Elle regarda vers le sol, où Erik se remettait déjà sur pieds, et fut soudain prise d’une terrible sensation de vertige. Elle chancela en arrière, telle une quille de bowling. L’étage bas de plafond, comme elle l’avait jugé en observant la façade un peu plus tôt, lui semblait tout à coup bien trop haut.

Une lame vint soudain se ficher dans l’encadrement de la fenêtre, trois centimètres au-dessus de son crâne. Ses yeux s’agrandirent de peur et un faible hoquet de surprise outrepassa ses lèvres. Une vague d’adrénaline la submergea. Eileen prit appui sur le bord, tout son barda maintenu par sa main de libre contre sa poitrine, et sauta sans réfléchir davantage. Elle atterrit sur ses deux pieds nus, les genoux fléchis et les dents serrées pour amortir la douleur, puis fonça en direction des écuries vers lesquelles courait Erik. Au fur et à mesure de sa course, ses affaires en désordre glissaient le long de sa tunique laiteuse. Elle rattrapa de justesse le haut de ses bottes du bout des doigts et, malgré la précipitation et sa démarche boitillante, les chaussa tant bien que mal. Aera et Illian la dépassèrent et aussitôt qu’ils atteignissent l’établi, ils s’empressèrent de libérer quatre chevaux dont l’équipement ne leur avait pas été retiré.

Des cris à moitié étouffés s’élevèrent depuis l’auberge. Eileen jeta un coup d’œil en arrière : deux des trois hommes se trouvaient penchés à la fenêtre de leur chambre, tandis que d’autres brigands empruntaient la porte principale. Aera fit demi-tour et, main sur la poignée de sa fidèle arme, s’apprêtait à dégainer, quand l’ordre de l’ancien commandant fusa et l’interrompit dans sa lancée :

- Ne perds pas ton temps avec eux, occupe-toi d’Erik.

- Pourquoi ?

- Ce village est un repère de voleurs. Il faut partir !

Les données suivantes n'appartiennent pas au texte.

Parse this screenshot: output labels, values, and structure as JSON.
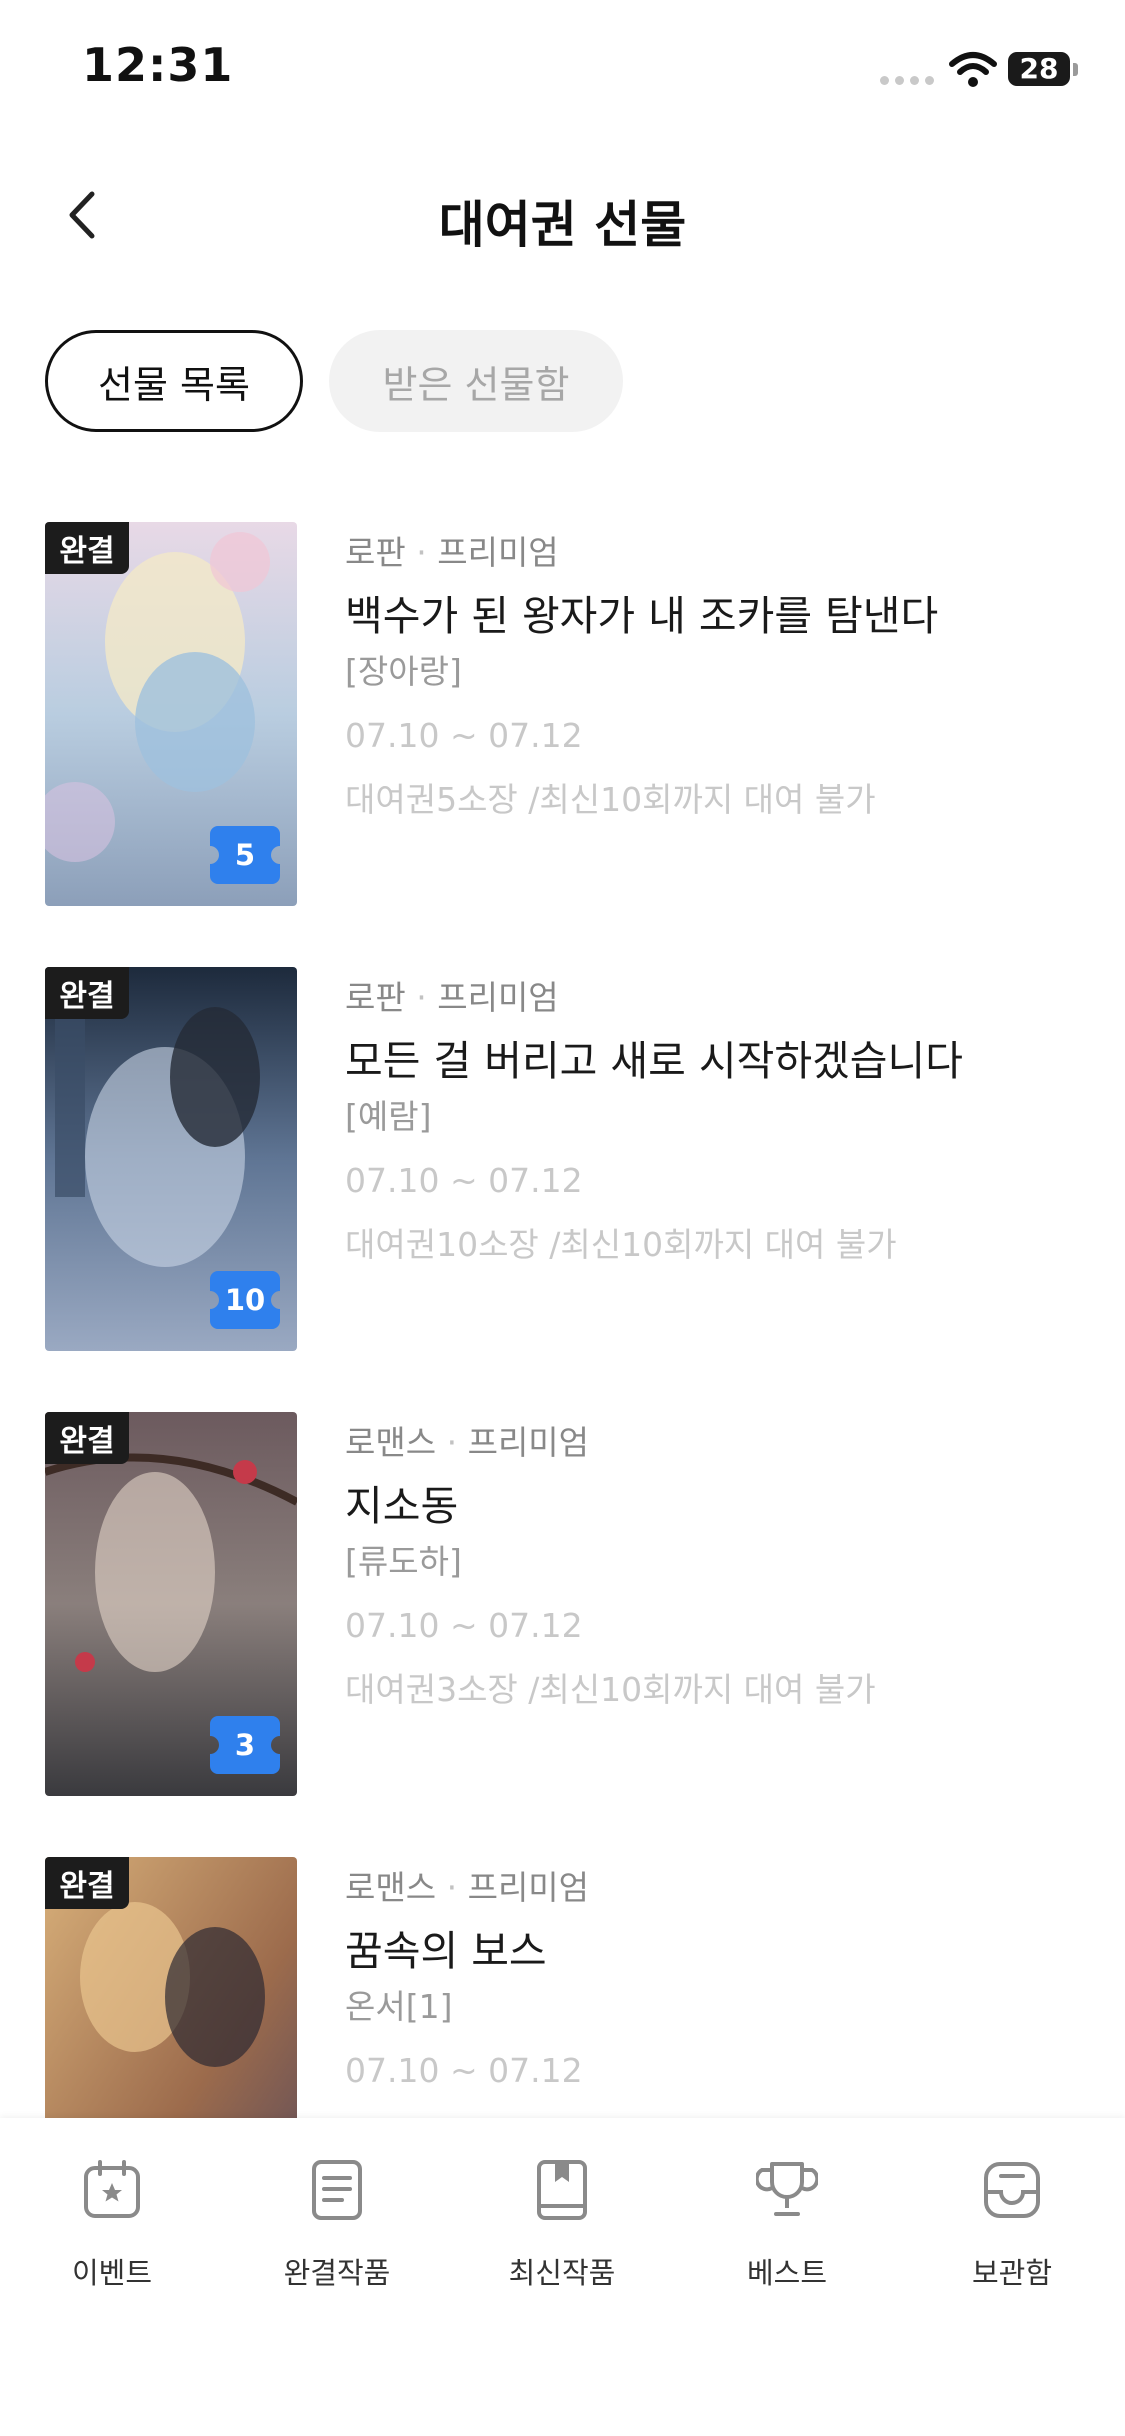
{
  "status_bar": {
    "time": "12:31",
    "battery": "28"
  },
  "header": {
    "title": "대여권 선물"
  },
  "tabs": [
    {
      "label": "선물 목록",
      "active": true
    },
    {
      "label": "받은 선물함",
      "active": false
    }
  ],
  "items": [
    {
      "badge": "완결",
      "ticket_count": "5",
      "genre": "로판",
      "category": "프리미엄",
      "title": "백수가 된 왕자가 내 조카를 탐낸다",
      "author": "[장아랑]",
      "period": "07.10 ~ 07.12",
      "detail": "대여권5소장 /최신10회까지 대여 불가"
    },
    {
      "badge": "완결",
      "ticket_count": "10",
      "genre": "로판",
      "category": "프리미엄",
      "title": "모든 걸 버리고 새로 시작하겠습니다",
      "author": "[예람]",
      "period": "07.10 ~ 07.12",
      "detail": "대여권10소장 /최신10회까지 대여 불가"
    },
    {
      "badge": "완결",
      "ticket_count": "3",
      "genre": "로맨스",
      "category": "프리미엄",
      "title": "지소동",
      "author": "[류도하]",
      "period": "07.10 ~ 07.12",
      "detail": "대여권3소장 /최신10회까지 대여 불가"
    },
    {
      "badge": "완결",
      "genre": "로맨스",
      "category": "프리미엄",
      "title": "꿈속의 보스",
      "author": "온서[1]",
      "period": "07.10 ~ 07.12"
    }
  ],
  "bottom_nav": [
    {
      "label": "이벤트",
      "icon": "calendar-star-icon"
    },
    {
      "label": "완결작품",
      "icon": "document-icon"
    },
    {
      "label": "최신작품",
      "icon": "book-bookmark-icon"
    },
    {
      "label": "베스트",
      "icon": "trophy-icon"
    },
    {
      "label": "보관함",
      "icon": "inbox-icon"
    }
  ],
  "colors": {
    "ticket_blue": "#2f80ed",
    "badge_dark": "#1c1c1c"
  }
}
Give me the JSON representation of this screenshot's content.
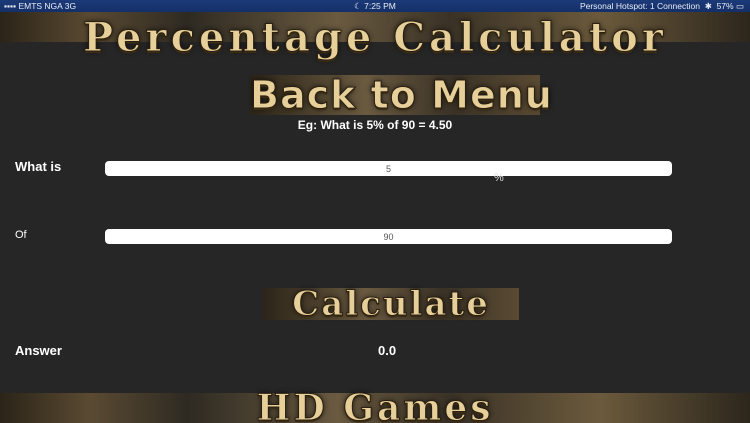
{
  "status_bar": {
    "carrier": "EMTS NGA",
    "network": "3G",
    "time": "7:25 PM",
    "hotspot": "Personal Hotspot: 1 Connection",
    "battery": "57%"
  },
  "app": {
    "title": "Percentage Calculator",
    "footer": "HD Games"
  },
  "menu": {
    "back_label": "Back to Menu"
  },
  "example": "Eg: What is 5% of 90 = 4.50",
  "form": {
    "what_is_label": "What is",
    "percent_value": "5",
    "percent_symbol": "%",
    "of_label": "Of",
    "of_value": "90",
    "calculate_label": "Calculate",
    "answer_label": "Answer",
    "answer_value": "0.0"
  },
  "colors": {
    "background": "#262626",
    "gold": "#e6cf98",
    "status_bar": "#1c3a78"
  }
}
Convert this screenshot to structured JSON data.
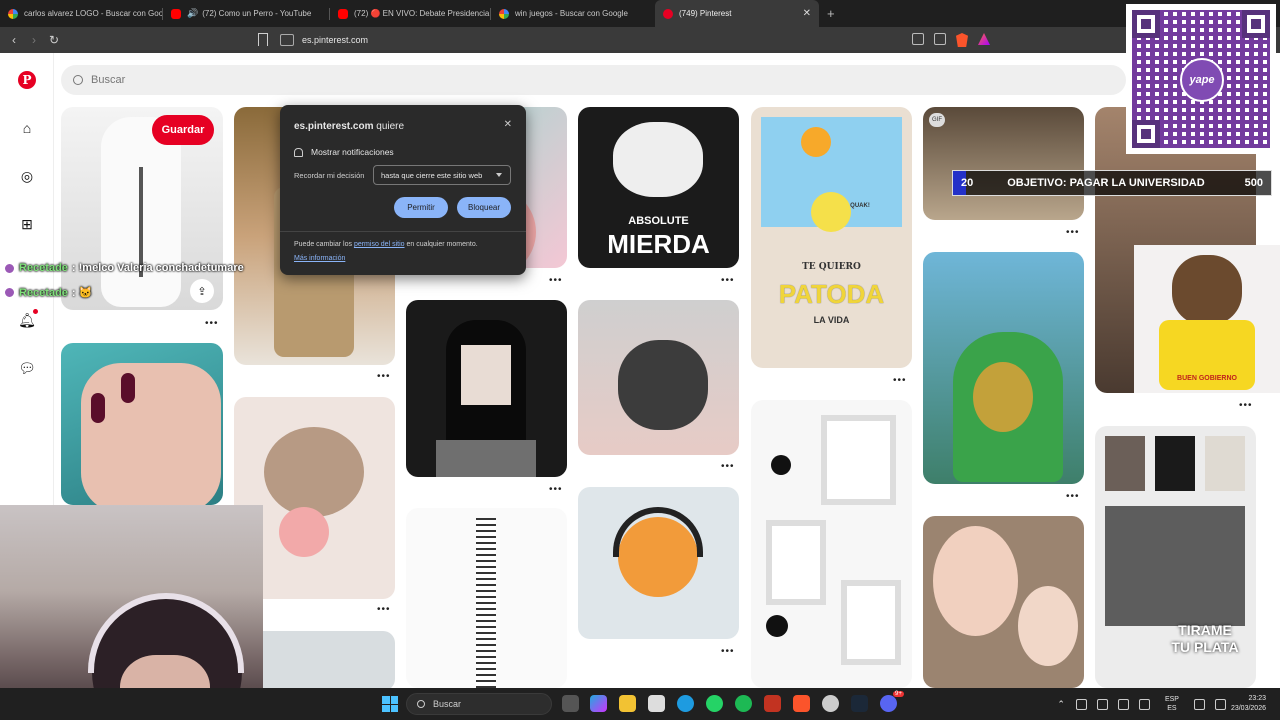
{
  "browser": {
    "tabs": [
      {
        "title": "carlos alvarez LOGO - Buscar con Goo",
        "favicon": "google-icon",
        "active": false
      },
      {
        "title": "(72) Como un Perro - YouTube",
        "favicon": "youtube-icon",
        "active": false
      },
      {
        "title": "(72) 🔴 EN VIVO: Debate Presidencia",
        "favicon": "youtube-icon",
        "active": false
      },
      {
        "title": "win juegos - Buscar con Google",
        "favicon": "google-icon",
        "active": false
      },
      {
        "title": "(749) Pinterest",
        "favicon": "pinterest-icon",
        "active": true
      }
    ],
    "new_tab": "+",
    "url": "es.pinterest.com"
  },
  "permission_prompt": {
    "site": "es.pinterest.com",
    "wants": "quiere",
    "permission": "Mostrar notificaciones",
    "remember_label": "Recordar mi decisión",
    "remember_value": "hasta que cierre este sitio web",
    "allow": "Permitir",
    "block": "Bloquear",
    "note_prefix": "Puede cambiar los",
    "note_link": "permiso del sitio",
    "note_suffix": "en cualquier momento.",
    "more_info": "Más información"
  },
  "pinterest": {
    "search_placeholder": "Buscar",
    "save_button": "Guardar",
    "gif_badge": "GIF",
    "more_label": "•••",
    "pin_texts": {
      "absolute": "ABSOLUTE",
      "mierda": "MIERDA",
      "te_quiero": "TE QUIERO",
      "patoda": "PATODA",
      "la_vida": "LA VIDA",
      "quack": "QUAK!",
      "buen_gobierno": "BUEN GOBIERNO"
    },
    "notification_dot_color": "#e60023"
  },
  "overlays": {
    "chat": [
      {
        "user": "Recetade",
        "message": ": !melco Valeria conchadetumare"
      },
      {
        "user": "Recetade",
        "message": ": 🐱"
      }
    ],
    "goal": {
      "current": "20",
      "label": "OBJETIVO: PAGAR LA UNIVERSIDAD",
      "target": "500",
      "progress": 0.04
    },
    "qr_label": "yape",
    "tip_text_line1": "TIRAME",
    "tip_text_line2": "TU PLATA"
  },
  "taskbar": {
    "search_placeholder": "Buscar",
    "lang_line1": "ESP",
    "lang_line2": "ES",
    "time": "23:23",
    "date": "23/03/2026",
    "badge": "9+"
  }
}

La jeune femme eut une seconde d’hésitation, les poings secoués de spasmes, comme si réfréner son envie de combattre lui demandait un effort considérable, puis aida le garçon à se hisser sur sa monture. Illian en fit de même pour Eileen, qui se vit attribuée un cheval à la robe claire, bien qu’elle ne pût en distinguer la nuance exacte dans l’obscurité. Son aîné frappa le flanc de l’équidé qui partit à toute allure dans l’allée principale, Eileen s’accrocha fermement aux rênes.

Ils remontèrent les allées dans le vacarme des sabots contre les pavés et gagnèrent une autre porte qui venait s’encastrer dans la palissade. Illian n’eut besoin de dire un mot que les gardes, qui ne cachèrent pas leur surprise de les voir débouler par diverses exclamations, firent coulisser le battant sur leur passage.

Aucun brigand ne chercha à les pourchasser.